If the initial hidden state is not passed (None) internally a zero vector is used as the first hidden state. If conditioning on the initial hidden state is not beneficial it is possible that the ‘performace’ of the model is better than using an additional context vector.
Michael_D
(Michael D)
September 23, 2019, 10:43am
3
I suppose it’s a complete RNN.
By Stateless, I assume that in evaluation (prediction mode) I provide hidden = None
for each iteration instead of preserving it from output.
Code for RNN class:
RNN Class code
class RNN(nn.Module):
def __init__(self, input_size, output_size, hidden_dim, n_layers):
super(RNN, self).__init__()
self.hidden_dim=hidden_dim
# define an RNN with specified parameters
self.rnn = nn.RNN(input_size, hidden_dim, n_layers, batch_first=True)
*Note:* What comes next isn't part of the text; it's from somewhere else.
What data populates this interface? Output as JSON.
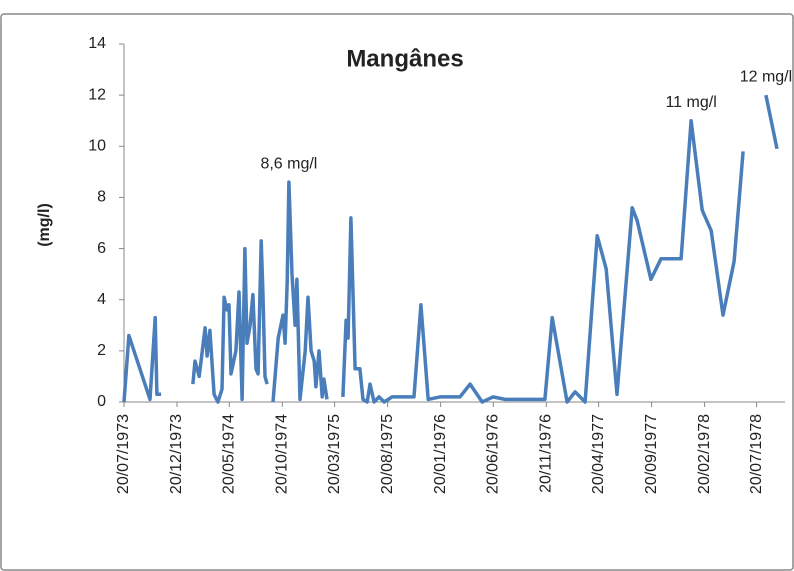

# last, fully-connected layer
self.fc = nn.Linear(hidden_dim, output_size)
def forward(self, x, hidden):
batch_size = x.size(0)
r_out, hidden = self.rnn(x, hidden)
r_out = r_out.view(-1, self.hidden_dim)
output = self.fc(r_out)
return output, hidden
Michael_D
(Michael D)
September 24, 2019, 12:53pm
4
Somehow I did an experiments again and I didn’t succeed to reproduce it.
As expected, stageful had a better results.